# power inverter



## queen8855 (Sep 29, 2007)

I know what I want to accomplish - just not sure what to buy or where. Here goes --- I want to use a cigerette plug with a power inverter so that I can connect both my laptop and a radar detector. I am very confused concerning amps and watts. Novice housewife here. Clarification and advice will be greatly appreciated.


----------



## ferrija1 (Apr 11, 2006)

You need a 12-volt DC power inverter. It sounds confusing but it's really not, it's a box that converts the 12 volt DC power from your cigarette lighter into standard 120 volts AC. A laptop typically takes less than 200 watts, but I'm not sure about a radar detector, although it shouldn't be much. If you look in the manual for the detector or along the power cord, it may say how many watts it requires. Here's an example of what you need.

http://www.dcacpowerinverters.com/itemdesc.asp?CartId={CC3D1759-2217-4EFE-9392-93318C43A989EVEREST}&ic=PW400-12


----------



## queen8855 (Sep 29, 2007)

Thank you so very much for the guidence. I shall check out the link you sent me. If I keep hanging out at this site I might even get smarter. Ha Ha


----------



## ferrija1 (Apr 11, 2006)

Ok, 400 watts should be good for what you're trying to do.


----------



## Knotbored (Jun 5, 2004)

It is likely the radar detector has a cord compatible with the 12V DC lighter socket, but the laptop needs 120V AC, so also get a Y shaped connector that allows the different types to be plugged in.
Also-most lighter sockets remain active when the key is turned off, so remember to unplug it (if necessary) so you don't run down the battery.
REMINDER-don't drive with the radar detector even exposed on the dashboard in Canada. They will remove and destroy them on the highway-no exceptions-so into the glove box if you go north.


----------



## ferrija1 (Apr 11, 2006)

Knotbored said:


> but the laptop needs 120V AC, so also get a Y shaped connector that allows the different types to be plugged in.

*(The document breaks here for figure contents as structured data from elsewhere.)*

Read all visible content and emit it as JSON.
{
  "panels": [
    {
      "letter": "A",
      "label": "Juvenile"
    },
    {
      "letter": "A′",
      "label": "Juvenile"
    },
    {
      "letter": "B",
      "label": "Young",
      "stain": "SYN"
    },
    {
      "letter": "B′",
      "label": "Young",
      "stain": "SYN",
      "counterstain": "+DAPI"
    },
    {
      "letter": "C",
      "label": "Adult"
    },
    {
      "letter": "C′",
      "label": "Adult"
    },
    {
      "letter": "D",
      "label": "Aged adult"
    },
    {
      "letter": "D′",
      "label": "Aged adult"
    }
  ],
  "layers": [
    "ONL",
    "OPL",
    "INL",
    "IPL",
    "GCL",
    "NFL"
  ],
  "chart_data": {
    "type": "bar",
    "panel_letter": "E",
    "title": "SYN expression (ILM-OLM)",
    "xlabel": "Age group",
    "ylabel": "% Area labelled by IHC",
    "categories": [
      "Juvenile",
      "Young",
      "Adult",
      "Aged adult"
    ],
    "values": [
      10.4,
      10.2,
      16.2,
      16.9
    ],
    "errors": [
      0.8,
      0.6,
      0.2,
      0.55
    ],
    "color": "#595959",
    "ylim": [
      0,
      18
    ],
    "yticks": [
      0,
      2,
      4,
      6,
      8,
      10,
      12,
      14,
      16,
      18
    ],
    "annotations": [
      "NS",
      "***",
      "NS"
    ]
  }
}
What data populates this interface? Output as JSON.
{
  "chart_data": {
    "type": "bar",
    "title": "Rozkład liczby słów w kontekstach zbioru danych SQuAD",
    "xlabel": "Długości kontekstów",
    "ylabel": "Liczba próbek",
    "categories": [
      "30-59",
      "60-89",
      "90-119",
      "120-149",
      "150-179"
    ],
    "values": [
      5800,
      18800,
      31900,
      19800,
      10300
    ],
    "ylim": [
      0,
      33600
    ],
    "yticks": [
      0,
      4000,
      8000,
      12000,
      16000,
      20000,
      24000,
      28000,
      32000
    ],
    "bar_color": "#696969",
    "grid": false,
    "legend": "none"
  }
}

Why would you need that? I have a box just like the one I posted a link to and I can just plug my laptop right into it.


----------



## JohnWill (Oct 19, 2002)

You want to also remember that most dashboard receptacles will only supply 10A or so of 12V power. Given the conversion efficiency of the 12V/110V converter, you'll be lucky to get more than 100W out of it before you take out the fuse.


----------



## Knotbored (Jun 5, 2004)

ferrija1 said:


> Why would you need that? I have a box just like the one I posted a link to and I can just plug my laptop right into it.


I can't get that site to load, but I assume it provides 120AC for your laptop.
How do you plug in the 12VDC radar detector second connection asked for in the original message? My suggestion of a Y connector provides that second 12V connection.


----------



## ferrija1 (Apr 11, 2006)

I didn't know it was a cigarette-lighter radar detector. If it is you could use another lighter (if your car has one) or a box as you suggested.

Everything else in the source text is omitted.